A new legislative proposal, the Nullify OSHA Act (NOSHA), introduced by U.S. Rep. Andy Biggs (R-Ariz.), aims to dismantle the Occupational Safety and Health Administration (OSHA) and transfer workplace safety oversight to individual states. Proponents argue this would allow for more localized control, but critics warn it could lead to inconsistent safety standards, higher injury rates, and increased workers’ compensation costs.
OSHA plays a key role in setting national safety standards, reducing workplace injuries, and ensuring compliance through enforcement. Eliminating OSHA could create a fragmented system where some states maintain strict regulations while others weaken protections, leading to increased claims, higher insurance premiums, and greater financial strain on businesses. Without federal oversight, employers operating in multiple states could face compliance confusion and legal uncertainty, making risk assessment and workers’ compensation pricing more complex for insurers.

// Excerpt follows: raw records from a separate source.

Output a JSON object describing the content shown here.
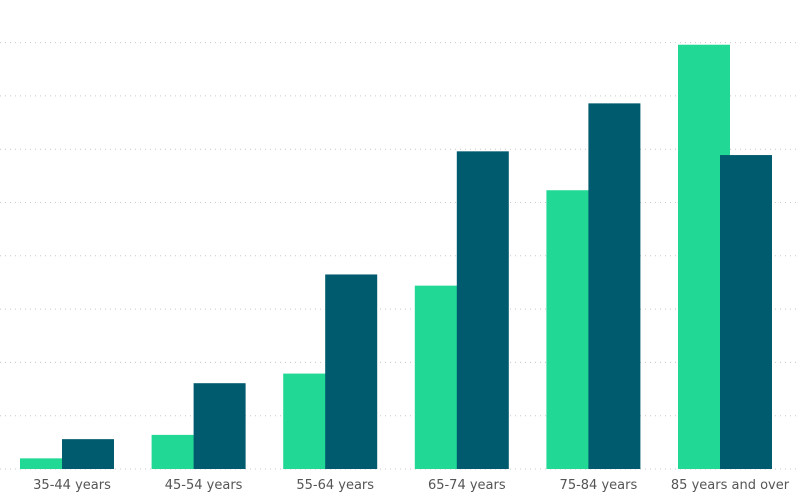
{
  "chart_data": {
    "type": "bar",
    "categories": [
      "35-44 years",
      "45-54 years",
      "55-64 years",
      "65-74 years",
      "75-84 years",
      "85 years and over"
    ],
    "series": [
      {
        "color": "#22d895",
        "values": [
          2,
          6.4,
          17.9,
          34.4,
          52.3,
          79.6
        ]
      },
      {
        "color": "#005b6e",
        "values": [
          5.6,
          16.1,
          36.5,
          59.6,
          68.6,
          58.9
        ]
      }
    ],
    "ylim": [
      0,
      85
    ],
    "grid": true,
    "legend": "none",
    "title": "",
    "xlabel": "",
    "ylabel": ""
  }
}
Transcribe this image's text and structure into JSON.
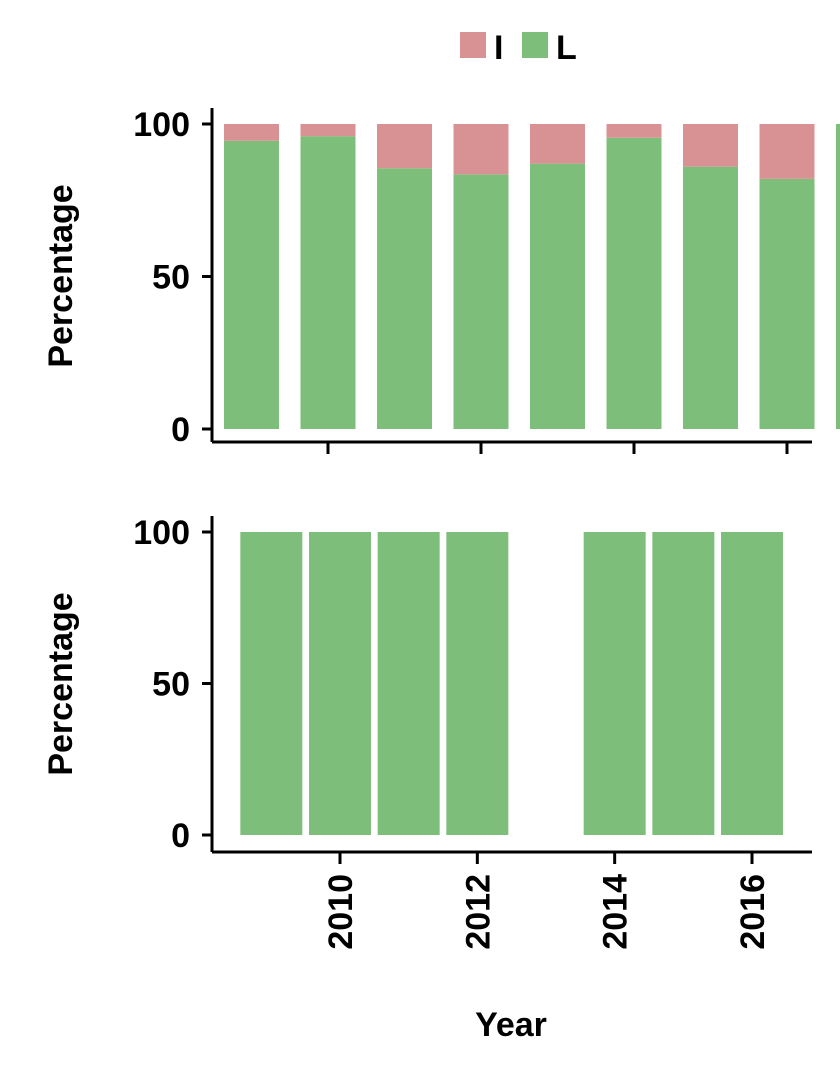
{
  "legend": {
    "placement": "top-center",
    "items": [
      {
        "label": "I",
        "color": "#d99294"
      },
      {
        "label": "L",
        "color": "#7dbe7a"
      }
    ]
  },
  "xlabel": "Year",
  "chart_data": [
    {
      "type": "bar",
      "stacked": true,
      "ylabel": "Percentage",
      "ylim": [
        0,
        100
      ],
      "yticks": [
        0,
        50,
        100
      ],
      "xticks_labels_shown": false,
      "categories": [
        2009,
        2010,
        2011,
        2012,
        2013,
        2014,
        2015,
        2016,
        2017
      ],
      "series": [
        {
          "name": "L",
          "color": "#7dbe7a",
          "values": [
            94.5,
            96,
            85.5,
            83.5,
            87,
            95.5,
            86,
            82,
            100
          ]
        },
        {
          "name": "I",
          "color": "#d99294",
          "values": [
            5.5,
            4,
            14.5,
            16.5,
            13,
            4.5,
            14,
            18,
            0
          ]
        }
      ],
      "xticks": [
        2010,
        2012,
        2014,
        2016
      ],
      "grid": false
    },
    {
      "type": "bar",
      "stacked": true,
      "ylabel": "Percentage",
      "ylim": [
        0,
        100
      ],
      "yticks": [
        0,
        50,
        100
      ],
      "categories": [
        2009,
        2010,
        2011,
        2012,
        2014,
        2015,
        2016
      ],
      "series": [
        {
          "name": "L",
          "color": "#7dbe7a",
          "values": [
            100,
            100,
            100,
            100,
            100,
            100,
            100
          ]
        },
        {
          "name": "I",
          "color": "#d99294",
          "values": [
            0,
            0,
            0,
            0,
            0,
            0,
            0
          ]
        }
      ],
      "xticks": [
        2010,
        2012,
        2014,
        2016
      ],
      "xticks_labels": [
        "2010",
        "2012",
        "2014",
        "2016"
      ],
      "grid": false
    }
  ]
}
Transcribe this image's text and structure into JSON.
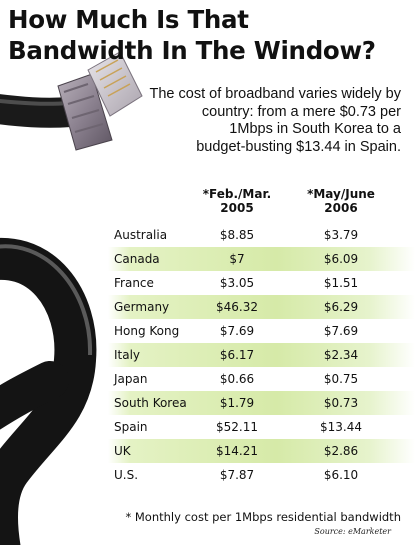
{
  "title_line1": "How Much Is That",
  "title_line2": "Bandwidth In The Window?",
  "subtitle_lines": [
    "The cost of broadband varies widely by",
    "country: from a mere $0.73 per",
    "1Mbps in South Korea to a",
    "budget-busting $13.44 in Spain."
  ],
  "footnote": "* Monthly cost per 1Mbps residential bandwidth",
  "source": "Source: eMarketer",
  "chart_data": {
    "type": "table",
    "columns": [
      {
        "line1": "*Feb./Mar.",
        "line2": "2005"
      },
      {
        "line1": "*May/June",
        "line2": "2006"
      }
    ],
    "rows": [
      {
        "country": "Australia",
        "v1": "$8.85",
        "v2": "$3.79",
        "shaded": false
      },
      {
        "country": "Canada",
        "v1": "$7",
        "v2": "$6.09",
        "shaded": true
      },
      {
        "country": "France",
        "v1": "$3.05",
        "v2": "$1.51",
        "shaded": false
      },
      {
        "country": "Germany",
        "v1": "$46.32",
        "v2": "$6.29",
        "shaded": true
      },
      {
        "country": "Hong Kong",
        "v1": "$7.69",
        "v2": "$7.69",
        "shaded": false
      },
      {
        "country": "Italy",
        "v1": "$6.17",
        "v2": "$2.34",
        "shaded": true
      },
      {
        "country": "Japan",
        "v1": "$0.66",
        "v2": "$0.75",
        "shaded": false
      },
      {
        "country": "South Korea",
        "v1": "$1.79",
        "v2": "$0.73",
        "shaded": true
      },
      {
        "country": "Spain",
        "v1": "$52.11",
        "v2": "$13.44",
        "shaded": false
      },
      {
        "country": "UK",
        "v1": "$14.21",
        "v2": "$2.86",
        "shaded": true
      },
      {
        "country": "U.S.",
        "v1": "$7.87",
        "v2": "$6.10",
        "shaded": false
      }
    ]
  }
}
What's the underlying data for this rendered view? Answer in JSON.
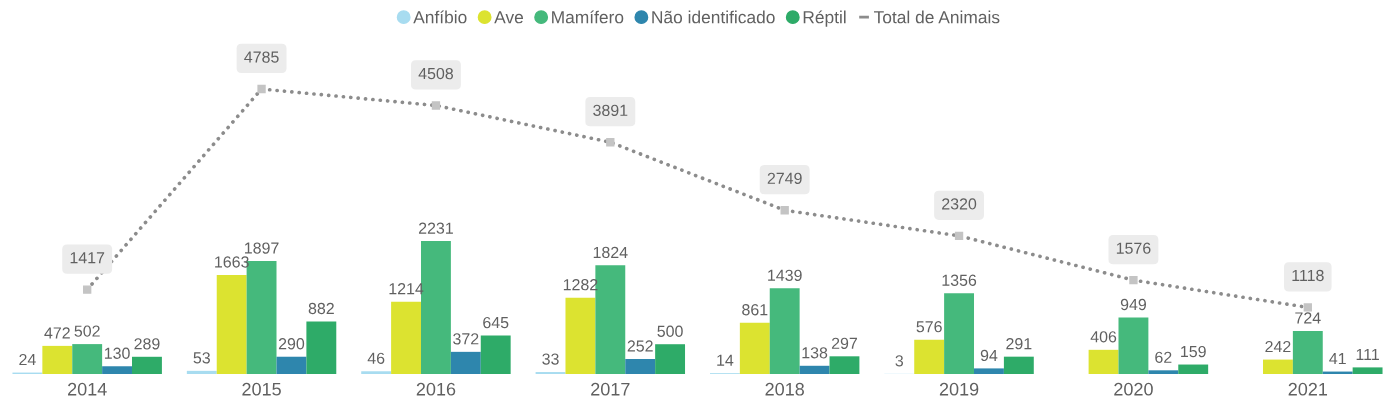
{
  "chart_data": {
    "type": "bar",
    "categories": [
      "2014",
      "2015",
      "2016",
      "2017",
      "2018",
      "2019",
      "2020",
      "2021"
    ],
    "series": [
      {
        "name": "Anfíbio",
        "color": "#a8dcf0",
        "values": [
          24,
          53,
          46,
          33,
          14,
          3,
          null,
          null
        ]
      },
      {
        "name": "Ave",
        "color": "#dce330",
        "values": [
          472,
          1663,
          1214,
          1282,
          861,
          576,
          406,
          242
        ]
      },
      {
        "name": "Mamífero",
        "color": "#45b97c",
        "values": [
          502,
          1897,
          2231,
          1824,
          1439,
          1356,
          949,
          724
        ]
      },
      {
        "name": "Não identificado",
        "color": "#2e86ad",
        "values": [
          130,
          290,
          372,
          252,
          138,
          94,
          62,
          41
        ]
      },
      {
        "name": "Réptil",
        "color": "#2eab68",
        "values": [
          289,
          882,
          645,
          500,
          297,
          291,
          159,
          111
        ]
      },
      {
        "name": "Total de Animais",
        "type": "line",
        "color": "#8c8c8c",
        "line_style": "dotted",
        "marker": "square",
        "values": [
          1417,
          4785,
          4508,
          3891,
          2749,
          2320,
          1576,
          1118
        ]
      }
    ],
    "data_labels": true,
    "legend": "top",
    "grid": false,
    "tick_labels": "x"
  }
}
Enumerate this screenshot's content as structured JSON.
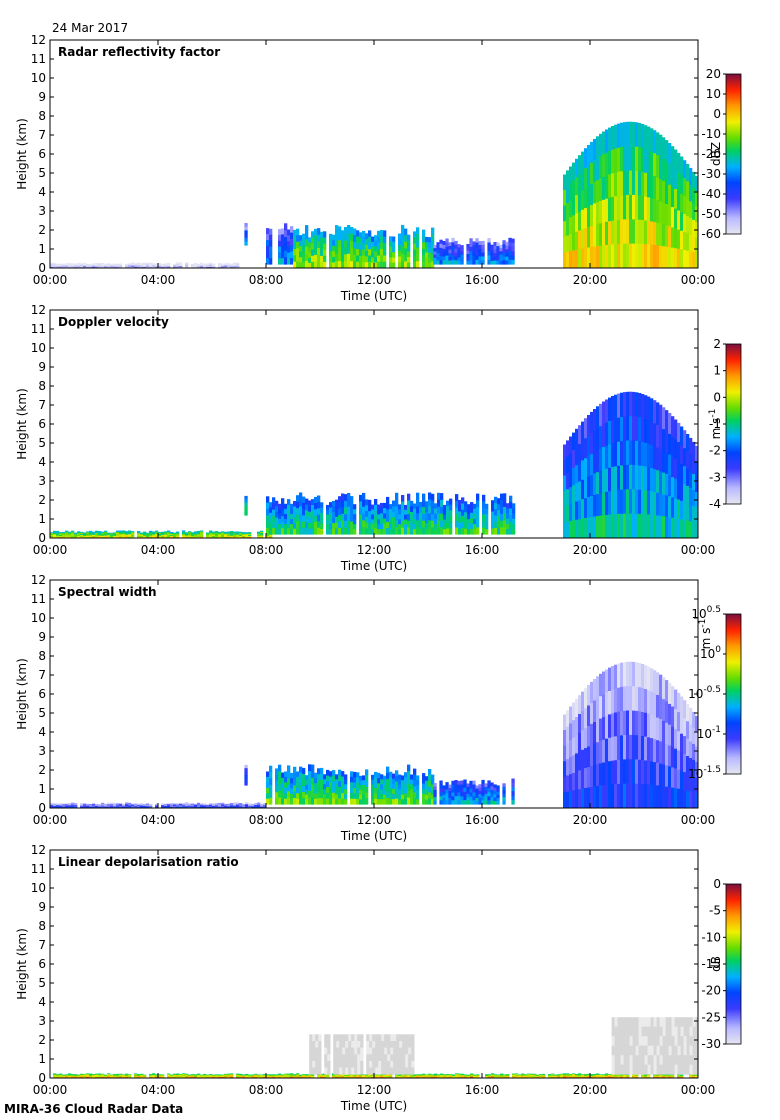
{
  "header": {
    "date": "24 Mar 2017"
  },
  "footer": {
    "text": "MIRA-36 Cloud Radar Data"
  },
  "axes": {
    "xlabel": "Time (UTC)",
    "ylabel": "Height (km)",
    "xticks": [
      "00:00",
      "04:00",
      "08:00",
      "12:00",
      "16:00",
      "20:00",
      "00:00"
    ],
    "xlim_hours": [
      0,
      24
    ],
    "yticks": [
      "0",
      "1",
      "2",
      "3",
      "4",
      "5",
      "6",
      "7",
      "8",
      "9",
      "10",
      "11",
      "12"
    ],
    "ylim_km": [
      0,
      12
    ]
  },
  "chart_data": [
    {
      "type": "heatmap",
      "title": "Radar reflectivity factor",
      "xlabel": "Time (UTC)",
      "ylabel": "Height (km)",
      "xlim": [
        0,
        24
      ],
      "ylim": [
        0,
        12
      ],
      "colorbar": {
        "label": "dBZ",
        "min": -60,
        "max": 20,
        "ticks": [
          "20",
          "10",
          "0",
          "-10",
          "-20",
          "-30",
          "-40",
          "-50",
          "-60"
        ]
      },
      "features": [
        {
          "time_start": 0.0,
          "time_end": 7.0,
          "height_top_km": 0.3,
          "level": 0.04,
          "desc": "near-surface clutter"
        },
        {
          "time_start": 7.2,
          "time_end": 7.3,
          "height_top_km": 2.5,
          "height_base_km": 1.2,
          "level": 0.28
        },
        {
          "time_start": 8.0,
          "time_end": 9.0,
          "height_top_km": 2.4,
          "height_base_km": 0.2,
          "level": 0.32
        },
        {
          "time_start": 9.0,
          "time_end": 14.2,
          "height_top_km": 2.3,
          "height_base_km": 0.0,
          "level": 0.55,
          "desc": "boundary layer clouds"
        },
        {
          "time_start": 14.2,
          "time_end": 17.2,
          "height_top_km": 1.6,
          "height_base_km": 0.2,
          "level": 0.3
        },
        {
          "time_start": 19.0,
          "time_end": 24.0,
          "height_top_km": 7.7,
          "height_base_km": 0.0,
          "level": 0.62,
          "desc": "deep precipitating cloud"
        }
      ]
    },
    {
      "type": "heatmap",
      "title": "Doppler velocity",
      "xlabel": "Time (UTC)",
      "ylabel": "Height (km)",
      "xlim": [
        0,
        24
      ],
      "ylim": [
        0,
        12
      ],
      "colorbar": {
        "label": "m s-1",
        "min": -4,
        "max": 2,
        "ticks": [
          "2",
          "1",
          "0",
          "-1",
          "-2",
          "-3",
          "-4"
        ]
      },
      "features": [
        {
          "time_start": 0.0,
          "time_end": 8.2,
          "height_top_km": 0.4,
          "level": 0.62,
          "desc": "near-zero velocity clutter"
        },
        {
          "time_start": 7.2,
          "time_end": 7.3,
          "height_top_km": 2.5,
          "height_base_km": 1.2,
          "level": 0.45
        },
        {
          "time_start": 8.0,
          "time_end": 17.2,
          "height_top_km": 2.4,
          "height_base_km": 0.2,
          "level": 0.45
        },
        {
          "time_start": 19.0,
          "time_end": 24.0,
          "height_top_km": 7.7,
          "height_base_km": 0.0,
          "level": 0.38,
          "desc": "falling precipitation"
        }
      ]
    },
    {
      "type": "heatmap",
      "title": "Spectral width",
      "xlabel": "Time (UTC)",
      "ylabel": "Height (km)",
      "xlim": [
        0,
        24
      ],
      "ylim": [
        0,
        12
      ],
      "colorbar": {
        "label": "m s-1",
        "scale": "log",
        "min": -1.5,
        "max": 0.5,
        "ticks": [
          "10^0.5",
          "10^0",
          "10^-0.5",
          "10^-1",
          "10^-1.5"
        ]
      },
      "features": [
        {
          "time_start": 0.0,
          "time_end": 8.0,
          "height_top_km": 0.3,
          "level": 0.2
        },
        {
          "time_start": 7.2,
          "time_end": 7.3,
          "height_top_km": 2.5,
          "height_base_km": 1.2,
          "level": 0.22
        },
        {
          "time_start": 8.0,
          "time_end": 14.2,
          "height_top_km": 2.3,
          "height_base_km": 0.2,
          "level": 0.5
        },
        {
          "time_start": 14.2,
          "time_end": 17.2,
          "height_top_km": 1.6,
          "height_base_km": 0.2,
          "level": 0.35
        },
        {
          "time_start": 19.0,
          "time_end": 24.0,
          "height_top_km": 7.7,
          "height_base_km": 0.0,
          "level": 0.2
        }
      ]
    },
    {
      "type": "heatmap",
      "title": "Linear depolarisation ratio",
      "xlabel": "Time (UTC)",
      "ylabel": "Height (km)",
      "xlim": [
        0,
        24
      ],
      "ylim": [
        0,
        12
      ],
      "colorbar": {
        "label": "dB",
        "min": -30,
        "max": 0,
        "ticks": [
          "0",
          "-5",
          "-10",
          "-15",
          "-20",
          "-25",
          "-30"
        ]
      },
      "features": [
        {
          "time_start": 0.0,
          "time_end": 24.0,
          "height_top_km": 0.25,
          "level": 0.7,
          "desc": "surface clutter band"
        },
        {
          "time_start": 9.6,
          "time_end": 13.4,
          "height_top_km": 2.3,
          "height_base_km": 0.2,
          "level": 0.0,
          "desc": "no-data gray"
        },
        {
          "time_start": 20.8,
          "time_end": 24.0,
          "height_top_km": 3.2,
          "height_base_km": 0.2,
          "level": 0.0,
          "desc": "no-data gray"
        }
      ]
    }
  ]
}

Beyond financial implications, the absence of OSHA could lead to more workplace accidents, particularly in high-risk industries like construction and manufacturing. Without federal enforcement, companies with poor safety records may face fewer penalties, increasing the likelihood of hazardous working conditions. The proposal’s long-term consequences could include more litigation, higher injury-related costs, and an overall decline in workplace safety.
As discussions around the bill continue, the workers’ compensation industry must prepare for potential regulatory shifts. A uniform safety framework ensures predictability, lowers risks, and controls costs. Removing OSHA could disrupt this balance, affecting employers, insurers, and workers nationwide.